Neuroscientist Uses Math To Study Behavior Outside the Norm

May 21, 2018 | St. Augustine

Might better treatments be available for people with ADHD, depression, Alzheimer’s Disease, or schizophrenia if we could turn on—or off—the right genes in the brain?

This is just one of the questions behavioral neuroscientist Dani Smith, Ph.D., strives to answer—both as a lab researcher and an undergraduate lecturer at Johns Hopkins University in Baltimore, Maryland. Behavioral neuroscientists, like Smith, work to understand the underlying mechanisms that create behavior.

“Our behavior is our gauge of how the brain is functioning,” she said. “We don’t worry about our brain unless our behavior is unacceptable or outside the norm; then we worry about what’s ‘wrong’ with our brain.”

Of course, what’s considered “normal” has changed over the years. Not that long ago, society believed that schizophrenics were possessed by evil spirits; scientists now know that schizophrenia is a brain disorder.

Success in the Lab Requires Math Skills

Behavioral neuroscientists spend most of their time conducting experiments in the lab, using mice to learn how neurotransmitters or hormones in the brain affect behavior. Lab research, called “basic science” (a.k.a. “fundamental” or “pure” research), provides the foundation for “applied science”—practical application, such as the development of drugs for patients.

For example, today’s complex computers could only have come into existence after earlier research in “pure mathematics.” Smith’s basic research might be used or expanded upon by pharmaceutical companies, government, or other university research centers.

Models of the brain—including one that pulls apart like a puzzle—help to show Smith’s students where blood vessels and other structures are located. The beaker and bottle contain potassium chloride (K+), colored for visibility. It’s used to make artificial cerebral spinal fluid in which brains and other tissues are kept.

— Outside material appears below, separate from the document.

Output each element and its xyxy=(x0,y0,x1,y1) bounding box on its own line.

“Our behavior is the window to our brain,” she said. “The goal is always to apply what we find in the lab to humans, eventually. 

Conducting basic research requires both problem-solving and computational skills, both of which come with mathematical thinking.

“Any time we design an experiment, we problem-solve,” Smith said. “If you find something that looks like it controls behavior, you can ask, down the line, whether that will work for humans. Another goal is to look for different therapies to correct the behavior.” 

Once the initial problem and experiment are laid out, Smith must calculate exactly how much of a given chemical should be administered to the mice in order to test her theory. 

It All Comes Down to Molecules

“If you have to inject the animals with a substance, you have to be able to weigh out the correct dose and mix it into a solution,” she said. “To do that, you must understand concentrations based on molecular weight: Look at the atoms that make up one molecule of that substance, then add up the atomic mass for each of the atoms. That’s your molecular weight.

“Take water, ‘H20,’  as an example: Hydrogen has an atomic weight of 1, oxygen’s atomic weight rounds to 16. If you add 1+1+16 [H+H+O], you end up with 18 for one molecule of water.”

So, to determine the right dosage to inject, Smith must:

  • Find the molecular weight of a chemical (supplied by the drug manufacturer on the bottle), typically a powder
  • Determine the desired concentration of the chemical
  • Measure out the correct amount of power and liquid to mix into a solution
  • Calculate the volume to be injected, based on an animal’s weight in kilograms

The students’ beakers wait on a table in front of a picture window in the lab. Nice view!

This procedure is similar to how a doctor or pharmacist decides the dosage of a particular drug for a human based on his or her weight. Even the dosing instructions of standardized, over-the-counter drugs are based on an average expected weight of an adult and a child.

She also uses “analysis of variance,” a very narrow form of statistics, to work with computer modeling. She must understand the equations, know which variables to enter in the model, and then interpret the resulting data.

Even Ph.D.s Can Find Advanced Math Tough at First 

Although Smith was a strong math student when she was young, like many students, she hit a wall in high school.

“I always liked math classes, especially geometry and trigonometry, and I did well in them—until I hit calculus as a high school senior,” she said. “That’s where I struggled, because the foundational things like algebra and geometry were not as strong as I had thought. I came out with a “C” in the class. I retook calculus in college and did great, though, because I had already seen all the materials. 

“When I was done with calculus, I figured that that was all I needed, and I moved on to study different things. But when I majored in physiological psychology [which studies the relationship between the brain and behavior], I discovered that math is all around, in classes like chemistry, physics, and astronomy—which is all physics. So you still need a lot of those math principles.”